Iracheno espulso a Udine, rientra in barca a Crotone. In cellaLa Squadra Mobile di Crotone ha arrestato il cittadino iracheno Saiwan Khairalla Kareem, 22 anni, poiché ritenuto responsabile del reato di illecito reingresso nel territorio dello Stato italiano.

In particolare a seguito delle procedure di identificazione conseguenti allo sbarco di 16 cittadini extracomunitari di varie nazionalità avvenuto il 9 giugno 2016 presso il tratto di costa di località Marinella, agro del comune di Isola Capo Rizzuto, il personale della Polizia di Stato addetto a tale attività aveva modo di constatare, attraverso la consultazione del Sistema Automatizzato di Identificazione delle Impronte “Afis”, che Kareem – il quale nell’occasione forniva generalità diverse rispetto a quelle successivamente accertate – era stato già sottoposto a controllo ed identificato, lo scorso anno, nella provincia di Udine da personale della Polizia di Stato.

Dai successivi accertamenti, gli investigatori, rilevavano, inoltre, che Kareem era stato notificato, nel gennaio del 2015, l’ordine del Questore di Udine a lasciare il territorio nazionale a seguito di apposito provvedimento di espulsione emesso dal Prefetto della Provincia di Udine.
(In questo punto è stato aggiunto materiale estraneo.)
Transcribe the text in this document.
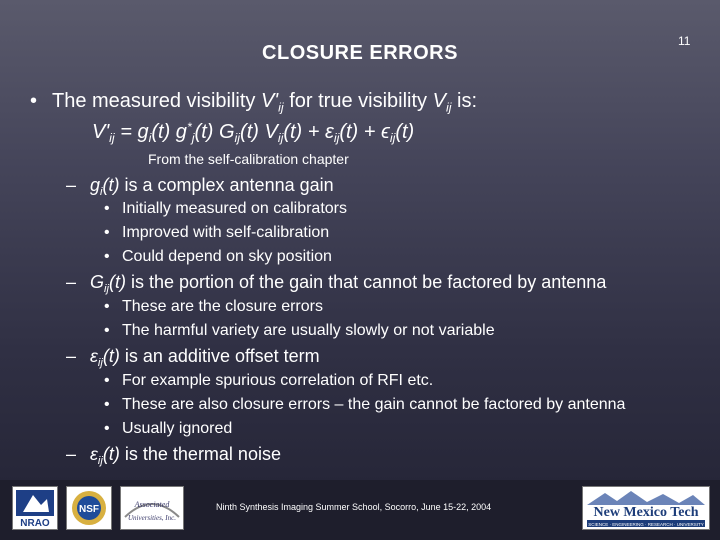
CLOSURE ERRORS
11
• The measured visibility $V'_{ij}$ for true visibility $V_{ij}$ is:
$V'_{ij} = g_i(t)$ $g^*_j(t)$ $G_{ij}(t) V_{ij}(t) + \varepsilon_{ij}(t) + \epsilon_{ij}(t)$
From the self-calibration chapter
– $g_i(t)$ is a complex antenna gain
• Initially measured on calibrators
• Improved with self-calibration
• Could depend on sky position
– $G_{ij}(t)$ is the portion of the gain that cannot be factored by antenna
• These are the closure errors
• The harmful variety are usually slowly or not variable
– $\varepsilon_{ij}(t)$ is an additive offset term
• For example spurious correlation of RFI etc.
• These are also closure errors – the gain cannot be factored by antenna
• Usually ignored
– $\varepsilon_{ij}(t)$ is the thermal noise
NRAO
NSF	Associated
Universities, Inc.
Ninth Synthesis Imaging Summer School, Socorro, June 15-22, 2004	New Mexico Tech
SCIENCE · ENGINEERING · RESEARCH · UNIVERSITY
Per quanto sopra, constatato che Saiwan Khairalla Kareem, senza alcuna speciale autorizzazione faceva reingresso illegale nel territorio dello Stato, prima della scadenza del termine di tre anni previsto dal menzionato decreto di espulsione, lo stesso veniva dichiarato in stato di arresto ed associato, su disposizione della competente autorità giudiziaria alla casa circondariale di Crotone in attesa dell’udienza di convalida e contestuale giudizio.